Dopo aver sconfitto la malattia e aver scongiurato il rischio di recidive, si può tentare la fecondazione utilizzando gli ovociti o il tessuto ovarico congelato. Si raccomanda di far passare almeno 3 anni.
Visite, controlli, eventuali terapie per la fertilità vengono messe in atto in tempi molto brevi, perché poco è il tempo che si ha a disposizione per aiutare la paziente che di lì a poco dovrà accedere alle terapie di tipo oncologico.
Cosa si fa nel caso in cui non è stato possibili accedere alle pratiche di preservazione della fertilità?
Purtroppo non sempre i pazienti vengono informati circa le possibilità che ci sono oggi per preservare la propria fertilità. Ovviamente si è concentrati sul sopravvivere e sconfiggere la malattia. Dovrebbero essere i medici a guidare in questo percorso, indirizzare verso i centri di Oncofertilità.
Laddove non sia stato possibile sottoporsi alle tecniche di cui sopra, si può ricorrere, nei casi in cui l’utero sia rimasto indenne dalla malattia, alla Fecondazione Eterologa, che consiste nell’ovodonazione o, se il problema di fertilità è di natura maschile, a donazione di seme.
Il Centro spagnolo Institut Marquès che si occupa di Procreazione Medicalmente Assistita (PMA) ha recentemente pubblicato i dati inerenti alle pazienti da loro trattate: il 35% proviene da cancro al seno, il 29% da neoplasie ematologiche come leucemia o linfoma, il 14% ha combattuto contro il cancro ovarico.
La Spagna offre ulteriori alternative, sconosciute nel nostro Paese e che non troveranno applicazione almeno nel breve periodo.
Parliamo di Embrioadozione attraverso la quale una donna può trasferire embrioni di un’altra coppia che magari, avendo avuto altri figli, ha preferito non affrontare ulteriori gravidanze.

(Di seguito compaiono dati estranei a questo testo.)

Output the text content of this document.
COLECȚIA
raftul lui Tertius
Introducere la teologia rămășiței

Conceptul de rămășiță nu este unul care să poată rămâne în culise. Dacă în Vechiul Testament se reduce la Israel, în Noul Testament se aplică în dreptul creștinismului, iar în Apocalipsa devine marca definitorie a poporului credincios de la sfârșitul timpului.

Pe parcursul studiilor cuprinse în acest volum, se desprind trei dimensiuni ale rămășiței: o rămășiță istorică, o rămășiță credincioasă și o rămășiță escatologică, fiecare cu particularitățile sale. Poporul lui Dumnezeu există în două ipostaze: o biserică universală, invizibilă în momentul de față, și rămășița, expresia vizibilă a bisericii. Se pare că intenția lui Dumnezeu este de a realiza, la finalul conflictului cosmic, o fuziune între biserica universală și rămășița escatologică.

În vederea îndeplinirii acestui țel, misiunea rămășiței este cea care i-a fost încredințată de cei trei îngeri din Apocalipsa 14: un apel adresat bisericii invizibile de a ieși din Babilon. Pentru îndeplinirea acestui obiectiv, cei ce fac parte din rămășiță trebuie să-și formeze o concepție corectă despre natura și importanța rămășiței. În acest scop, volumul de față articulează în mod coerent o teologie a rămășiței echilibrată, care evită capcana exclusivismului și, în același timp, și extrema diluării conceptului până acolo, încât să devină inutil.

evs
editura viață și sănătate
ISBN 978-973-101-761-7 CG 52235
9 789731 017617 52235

In Italia invece, quando la coppia non intende sottoporsi ad altri transfer, gli embrioni in “sovrannumero” rimangono congelati e non possono essere utilizzati per altri scopi.

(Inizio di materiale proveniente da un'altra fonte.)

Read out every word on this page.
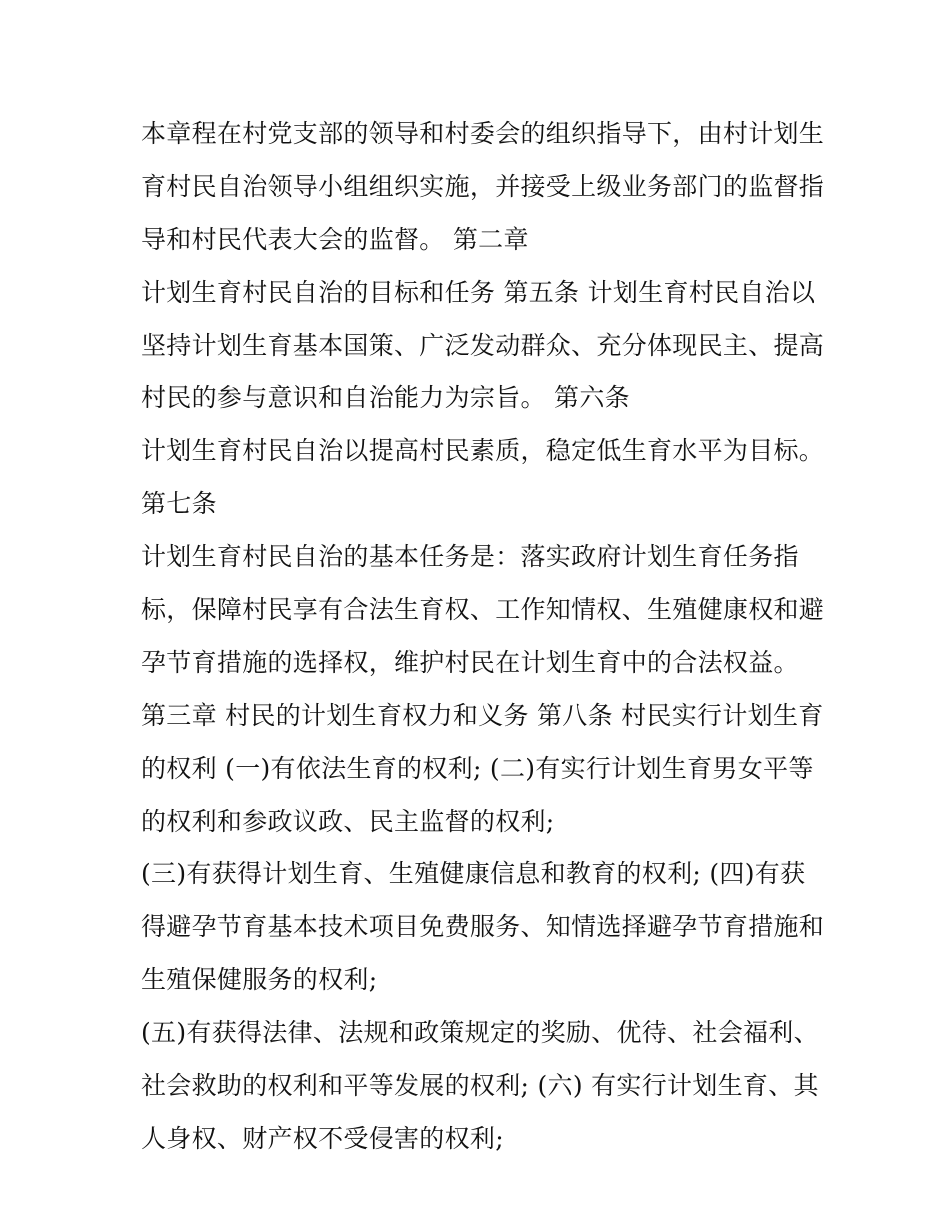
本章程在村党支部的领导和村委会的组织指导下，由村计划生
育村民自治领导小组组织实施，并接受上级业务部门的监督指
导和村民代表大会的监督。 第二章
计划生育村民自治的目标和任务 第五条 计划生育村民自治以
坚持计划生育基本国策、广泛发动群众、充分体现民主、提高
村民的参与意识和自治能力为宗旨。 第六条
计划生育村民自治以提高村民素质，稳定低生育水平为目标。
第七条
计划生育村民自治的基本任务是：落实政府计划生育任务指
标，保障村民享有合法生育权、工作知情权、生殖健康权和避
孕节育措施的选择权，维护村民在计划生育中的合法权益。
第三章 村民的计划生育权力和义务 第八条 村民实行计划生育
的权利 (一)有依法生育的权利; (二)有实行计划生育男女平等
的权利和参政议政、民主监督的权利;
(三)有获得计划生育、生殖健康信息和教育的权利; (四)有获
得避孕节育基本技术项目免费服务、知情选择避孕节育措施和
生殖保健服务的权利;
(五)有获得法律、法规和政策规定的奖励、优待、社会福利、
社会救助的权利和平等发展的权利; (六) 有实行计划生育、其
人身权、财产权不受侵害的权利;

Insomma, la scienza continua a fare passi da gigante e oggi come è possibile sconfiggere una malattia distruttiva come il cancro e avere la visione di un futuro, deve essere una realtà possibile per tutti anche quella di costruire una famiglia, avere la speranza di una vita non legata unicamente alla sopravvivenza, ma anche alla realizzazione dei propri progetti di genitorialità.